Donald Trump has dominated headlines as the Republican party’s most reckless and entertaining 2016 presidential candidate. But even in 1979, the public was sufficiently interested in his persona to justify a three part series in the Village Voice, which the newspaper is republishing now.
The series documents Trump’s apparent leveraging of powerful family connections to the mayor and the governor to secure development rights to build the Jacob K. Javits Convention Center.
It also traces Trump’s threats to sue the reporter and his offer to put him up in a Midtown apartment. Before Wayne Barrett, the story’s original reporter, ever contacted Trump, he received a phone call saying, “Wayne, it’s Donald! I hear you’re doing a story on me!” Barrett remembers.
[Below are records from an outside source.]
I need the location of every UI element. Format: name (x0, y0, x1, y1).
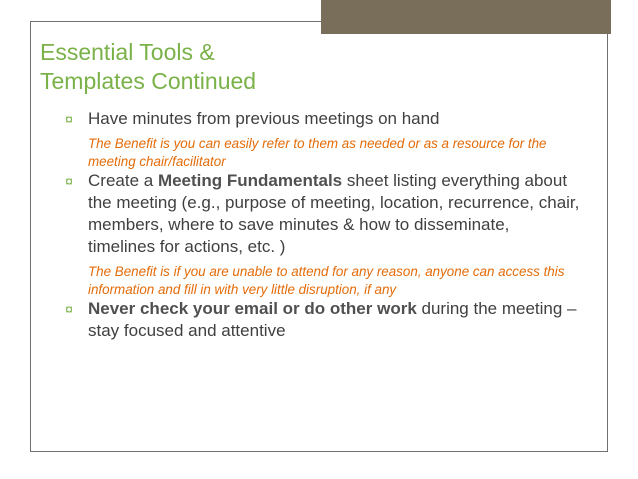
bullet-item (60, 298, 580, 342)
bullet-list (60, 108, 580, 342)
bullet-text (88, 108, 580, 130)
bullet-text-regular: Create a (88, 171, 158, 190)
bullet-benefit: The Benefit is if you are unable to attend for any reason, anyone can access this information and fill in with very little disruption, if any (88, 264, 565, 297)
bullet-marker-icon: ¤ (65, 301, 73, 317)
header-accent-bar (321, 0, 611, 34)
slide-title-line: Templates Continued (40, 68, 257, 94)
bullet-text-bold: Meeting Fundamentals (157, 171, 343, 190)
slide-title-line: Essential Tools & (40, 39, 215, 65)
bullet-text (88, 170, 580, 258)
bullet-text-regular: Have minutes from previous meetings on hand (88, 109, 440, 128)
bullet-item (60, 108, 580, 170)
bullet-text (88, 298, 580, 342)
bullet-marker-icon: ¤ (65, 173, 73, 189)
bullet-text-regular: during the meeting – stay focused and attentive (88, 299, 577, 340)
bullet-benefit: The Benefit is you can easily refer to them as needed or as a resource for the meeting chair/facilitator (88, 136, 547, 169)
bullet-marker-icon: ¤ (65, 111, 73, 127)
bullet-text-regular: sheet listing everything about the meeting (e.g., purpose of meeting, location, recurrence, chair, members, where to save minutes & how to disseminate, timelines for actions, etc. ) (88, 171, 580, 256)
bullet-item (60, 170, 580, 298)
slide-title (40, 38, 540, 96)
bullet-text-bold: Never check your email or do other work (88, 299, 417, 318)
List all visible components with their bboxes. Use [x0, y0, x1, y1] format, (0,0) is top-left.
“This is a guy whose wealth has been created by political connections,” Barrett told the Village Voice recently, calling the idea that he is an antidote to the quid-pro-quo world of politics “ludicrous.”
In the late 1970s, Trump was also working to convince public officials to kick in taxpayer dollars for a Hyatt hotel.
“The Hyatt project drew a great deal of attention to him,” Barrett recalled. “It was really the first time that the city and state had used the kinds of tax incentives that we all now, not just in New York but around the country, regard as almost inseparable from these kinds of projects.”
Louise Sunshine, founder of Sunshine Group, which merged with Corcoran to form Corcoran Sunshine, is also featured prominently in the series, having served as a director of special projects for Trump.